Musick will use the same longline gear this summer. “We’ll set a mile and a half of main line, which is a 3/8-inch braided and tarred nylon with anchors and buoys on each end. That line has 100 dropper lines, or gangions, each around 12-feet long. Each gangion has a couple of feet of steel leader that goes to the hook, because a shark will bite through otherwise.”
The only changes he’s made help ensure that setting the line is safer and more efficient. “We now use quick clips to fasten the gangions to the main line,” says Musick. “Back then the clips hadn’t been invented. Instead, you used a slipknot, and you had everything coiled in galvanized tubs.
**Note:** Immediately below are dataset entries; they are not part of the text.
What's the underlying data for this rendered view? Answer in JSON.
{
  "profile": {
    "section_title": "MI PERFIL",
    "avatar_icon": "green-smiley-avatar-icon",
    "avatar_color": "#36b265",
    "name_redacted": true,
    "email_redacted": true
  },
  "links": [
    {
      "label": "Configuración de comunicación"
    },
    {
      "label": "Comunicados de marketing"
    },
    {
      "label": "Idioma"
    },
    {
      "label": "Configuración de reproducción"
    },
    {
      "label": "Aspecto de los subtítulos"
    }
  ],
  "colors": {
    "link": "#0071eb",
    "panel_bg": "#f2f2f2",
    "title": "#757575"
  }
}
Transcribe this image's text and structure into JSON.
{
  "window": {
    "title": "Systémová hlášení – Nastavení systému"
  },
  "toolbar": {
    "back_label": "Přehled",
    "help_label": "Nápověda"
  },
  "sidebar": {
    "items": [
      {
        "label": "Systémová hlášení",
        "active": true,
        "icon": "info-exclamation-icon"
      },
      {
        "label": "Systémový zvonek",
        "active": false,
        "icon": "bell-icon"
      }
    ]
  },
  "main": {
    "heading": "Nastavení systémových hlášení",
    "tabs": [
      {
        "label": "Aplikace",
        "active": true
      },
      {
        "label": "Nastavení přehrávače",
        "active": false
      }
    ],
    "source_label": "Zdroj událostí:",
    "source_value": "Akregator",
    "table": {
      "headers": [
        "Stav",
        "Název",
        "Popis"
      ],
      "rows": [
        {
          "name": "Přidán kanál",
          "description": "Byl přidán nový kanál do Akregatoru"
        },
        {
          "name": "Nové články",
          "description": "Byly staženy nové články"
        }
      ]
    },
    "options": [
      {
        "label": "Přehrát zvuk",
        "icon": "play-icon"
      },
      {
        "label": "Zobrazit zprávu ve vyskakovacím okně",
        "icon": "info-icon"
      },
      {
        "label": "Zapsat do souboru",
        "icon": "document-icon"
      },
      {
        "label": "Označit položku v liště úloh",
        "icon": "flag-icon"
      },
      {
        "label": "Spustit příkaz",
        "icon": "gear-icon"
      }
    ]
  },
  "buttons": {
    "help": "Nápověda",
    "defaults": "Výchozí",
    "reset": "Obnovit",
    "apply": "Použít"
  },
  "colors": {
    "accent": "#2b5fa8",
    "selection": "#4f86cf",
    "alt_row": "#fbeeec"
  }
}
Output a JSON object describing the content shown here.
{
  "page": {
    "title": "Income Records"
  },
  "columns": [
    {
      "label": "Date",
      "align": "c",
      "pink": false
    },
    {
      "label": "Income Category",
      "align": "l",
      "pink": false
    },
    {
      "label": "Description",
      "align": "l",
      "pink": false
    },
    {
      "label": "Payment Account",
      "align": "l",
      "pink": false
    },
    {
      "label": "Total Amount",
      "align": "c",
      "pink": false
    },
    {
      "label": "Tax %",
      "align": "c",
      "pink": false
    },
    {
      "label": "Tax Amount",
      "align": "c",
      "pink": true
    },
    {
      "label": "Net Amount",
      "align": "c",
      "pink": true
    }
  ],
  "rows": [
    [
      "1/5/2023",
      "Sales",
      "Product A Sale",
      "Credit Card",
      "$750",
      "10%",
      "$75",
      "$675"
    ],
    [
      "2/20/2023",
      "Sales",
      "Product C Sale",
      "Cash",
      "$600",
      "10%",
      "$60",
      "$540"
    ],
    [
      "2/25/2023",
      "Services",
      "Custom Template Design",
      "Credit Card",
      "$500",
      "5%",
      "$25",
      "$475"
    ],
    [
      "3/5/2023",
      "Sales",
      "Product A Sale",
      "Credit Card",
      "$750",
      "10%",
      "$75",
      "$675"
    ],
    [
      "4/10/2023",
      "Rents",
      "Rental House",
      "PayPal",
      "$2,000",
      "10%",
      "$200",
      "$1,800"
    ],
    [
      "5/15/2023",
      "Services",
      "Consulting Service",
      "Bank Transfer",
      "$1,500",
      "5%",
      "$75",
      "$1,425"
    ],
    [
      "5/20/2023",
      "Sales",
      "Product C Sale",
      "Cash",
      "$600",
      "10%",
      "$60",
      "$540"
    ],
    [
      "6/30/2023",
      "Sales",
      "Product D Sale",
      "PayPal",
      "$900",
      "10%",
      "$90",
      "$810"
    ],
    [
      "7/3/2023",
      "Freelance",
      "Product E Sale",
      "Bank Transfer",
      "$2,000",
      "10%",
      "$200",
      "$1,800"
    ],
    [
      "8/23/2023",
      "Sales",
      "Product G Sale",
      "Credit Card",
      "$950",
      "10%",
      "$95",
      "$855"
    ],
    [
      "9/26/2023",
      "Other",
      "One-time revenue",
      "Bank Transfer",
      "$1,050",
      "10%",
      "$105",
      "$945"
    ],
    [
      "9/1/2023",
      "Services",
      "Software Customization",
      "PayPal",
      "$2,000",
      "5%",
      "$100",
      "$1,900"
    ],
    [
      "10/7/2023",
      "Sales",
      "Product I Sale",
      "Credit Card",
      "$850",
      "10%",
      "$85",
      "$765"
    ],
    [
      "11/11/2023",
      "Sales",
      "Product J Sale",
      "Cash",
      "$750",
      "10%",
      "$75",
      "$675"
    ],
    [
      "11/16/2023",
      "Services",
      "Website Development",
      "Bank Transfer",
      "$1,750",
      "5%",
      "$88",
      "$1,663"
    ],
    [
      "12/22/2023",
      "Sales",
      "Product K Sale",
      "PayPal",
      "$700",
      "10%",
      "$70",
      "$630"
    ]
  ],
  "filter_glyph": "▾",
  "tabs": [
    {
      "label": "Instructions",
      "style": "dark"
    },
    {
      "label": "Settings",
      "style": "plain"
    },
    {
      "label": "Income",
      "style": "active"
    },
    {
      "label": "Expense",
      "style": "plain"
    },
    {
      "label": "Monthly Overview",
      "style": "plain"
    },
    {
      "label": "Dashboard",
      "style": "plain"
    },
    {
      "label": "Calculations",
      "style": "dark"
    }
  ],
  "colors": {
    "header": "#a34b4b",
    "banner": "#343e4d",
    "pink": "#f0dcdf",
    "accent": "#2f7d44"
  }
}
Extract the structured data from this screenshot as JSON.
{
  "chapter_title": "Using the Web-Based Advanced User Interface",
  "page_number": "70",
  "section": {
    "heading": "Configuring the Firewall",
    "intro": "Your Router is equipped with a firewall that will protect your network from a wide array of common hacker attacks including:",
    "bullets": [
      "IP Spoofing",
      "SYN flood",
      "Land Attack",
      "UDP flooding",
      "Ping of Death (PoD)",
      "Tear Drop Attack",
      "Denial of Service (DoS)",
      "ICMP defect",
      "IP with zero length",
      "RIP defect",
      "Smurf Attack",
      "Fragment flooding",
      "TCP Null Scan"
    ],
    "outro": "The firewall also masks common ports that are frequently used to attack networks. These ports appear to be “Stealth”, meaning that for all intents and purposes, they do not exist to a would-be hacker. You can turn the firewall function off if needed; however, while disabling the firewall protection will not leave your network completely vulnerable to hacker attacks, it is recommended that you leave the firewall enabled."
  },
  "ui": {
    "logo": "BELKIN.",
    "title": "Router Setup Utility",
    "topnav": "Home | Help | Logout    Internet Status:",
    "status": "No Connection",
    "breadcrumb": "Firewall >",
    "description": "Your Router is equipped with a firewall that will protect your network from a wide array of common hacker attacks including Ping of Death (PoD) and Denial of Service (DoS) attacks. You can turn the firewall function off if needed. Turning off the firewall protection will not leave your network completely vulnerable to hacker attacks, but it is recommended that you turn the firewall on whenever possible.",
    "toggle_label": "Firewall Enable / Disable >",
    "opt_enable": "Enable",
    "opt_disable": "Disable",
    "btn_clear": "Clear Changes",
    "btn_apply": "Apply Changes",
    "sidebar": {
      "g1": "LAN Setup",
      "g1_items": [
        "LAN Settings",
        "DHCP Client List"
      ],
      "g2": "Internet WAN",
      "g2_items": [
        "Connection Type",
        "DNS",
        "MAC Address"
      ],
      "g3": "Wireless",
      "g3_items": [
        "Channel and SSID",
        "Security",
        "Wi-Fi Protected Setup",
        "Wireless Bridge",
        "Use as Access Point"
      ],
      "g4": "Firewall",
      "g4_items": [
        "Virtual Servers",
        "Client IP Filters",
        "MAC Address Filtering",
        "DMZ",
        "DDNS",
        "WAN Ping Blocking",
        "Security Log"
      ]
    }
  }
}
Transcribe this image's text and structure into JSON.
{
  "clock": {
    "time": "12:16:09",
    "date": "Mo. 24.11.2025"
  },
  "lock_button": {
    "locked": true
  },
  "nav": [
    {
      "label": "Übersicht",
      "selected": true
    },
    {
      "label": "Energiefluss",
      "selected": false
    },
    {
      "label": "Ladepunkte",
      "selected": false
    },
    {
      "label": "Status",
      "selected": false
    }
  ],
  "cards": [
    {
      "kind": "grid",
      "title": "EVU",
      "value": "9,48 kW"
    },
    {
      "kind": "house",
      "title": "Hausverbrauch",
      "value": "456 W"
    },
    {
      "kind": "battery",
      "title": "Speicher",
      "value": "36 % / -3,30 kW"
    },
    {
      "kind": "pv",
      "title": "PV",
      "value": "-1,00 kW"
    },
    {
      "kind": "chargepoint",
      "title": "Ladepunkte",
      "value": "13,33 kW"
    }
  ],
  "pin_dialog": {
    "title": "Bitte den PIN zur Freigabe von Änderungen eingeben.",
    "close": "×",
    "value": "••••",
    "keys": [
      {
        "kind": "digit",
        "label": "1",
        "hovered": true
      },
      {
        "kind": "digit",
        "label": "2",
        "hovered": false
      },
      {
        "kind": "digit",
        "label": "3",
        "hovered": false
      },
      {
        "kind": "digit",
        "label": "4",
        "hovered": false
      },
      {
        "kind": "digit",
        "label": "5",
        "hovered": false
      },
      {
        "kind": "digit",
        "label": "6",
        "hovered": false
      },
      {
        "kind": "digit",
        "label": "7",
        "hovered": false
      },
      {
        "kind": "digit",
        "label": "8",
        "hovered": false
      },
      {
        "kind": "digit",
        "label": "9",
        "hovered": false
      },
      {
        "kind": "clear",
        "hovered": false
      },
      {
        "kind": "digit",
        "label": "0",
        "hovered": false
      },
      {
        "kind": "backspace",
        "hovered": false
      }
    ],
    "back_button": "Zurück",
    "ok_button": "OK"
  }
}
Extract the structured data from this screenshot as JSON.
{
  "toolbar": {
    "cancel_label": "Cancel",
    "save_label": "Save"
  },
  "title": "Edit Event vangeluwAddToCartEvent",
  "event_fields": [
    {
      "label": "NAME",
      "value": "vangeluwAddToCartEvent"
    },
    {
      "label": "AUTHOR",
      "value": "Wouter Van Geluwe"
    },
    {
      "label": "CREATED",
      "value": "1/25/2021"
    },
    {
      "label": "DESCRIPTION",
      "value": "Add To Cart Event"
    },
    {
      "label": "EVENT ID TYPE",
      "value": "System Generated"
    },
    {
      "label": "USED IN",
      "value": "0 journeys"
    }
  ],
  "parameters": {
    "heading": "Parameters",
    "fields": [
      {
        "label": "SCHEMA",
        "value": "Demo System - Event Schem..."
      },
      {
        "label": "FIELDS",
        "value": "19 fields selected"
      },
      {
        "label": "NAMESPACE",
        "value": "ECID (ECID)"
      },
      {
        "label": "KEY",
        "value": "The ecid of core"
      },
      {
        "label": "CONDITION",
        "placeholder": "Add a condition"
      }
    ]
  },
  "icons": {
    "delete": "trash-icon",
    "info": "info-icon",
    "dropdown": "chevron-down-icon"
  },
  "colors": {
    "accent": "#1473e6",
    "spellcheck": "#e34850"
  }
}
If the lines tangled, and that happened often in rough seas, you just tossed the whole tub over the side. Otherwise you could get tangled in the gear and pulled overboard. You’d then go on to the next set and worry about it when you came back. Because the line is fairly stiff, the tangles would often fall out as it soaked.”
After the upcoming cruise, Musick thinks it will take about a week to get a ballpark figure of the change in shark numbers between 1961 and present. A particularly interesting aspect of the comparison will be that between sandbar and dusky sharks, the two most common species along the New Jersey coast. Sandbar populations have responded well to shark management plans. Duskys have not (see sidebar).
Musick’s graduate student Dan Ha has already digitized the original 1961 data, which until recently had been held at the National Marine Fisheries Service (NMFS) office in Narragansett, Rhode Island. A researcher at the office had found the original hand-written field notes in a tattered box after Musick’s mentor Jack Casey retired from there about eight years ago.
The timing of the upcoming New Jersey cruise is just right, says Musick. “I’ve got [gradate student] Dan Ha doing some pretty sophisticated analyses of our own long-term shark data right now, so I thought it would be a perfect time to go back up there.” Funding agencies agreed. The cruise is funded by NMFS through the National Shark Research Consortium, of which VIMS is a member.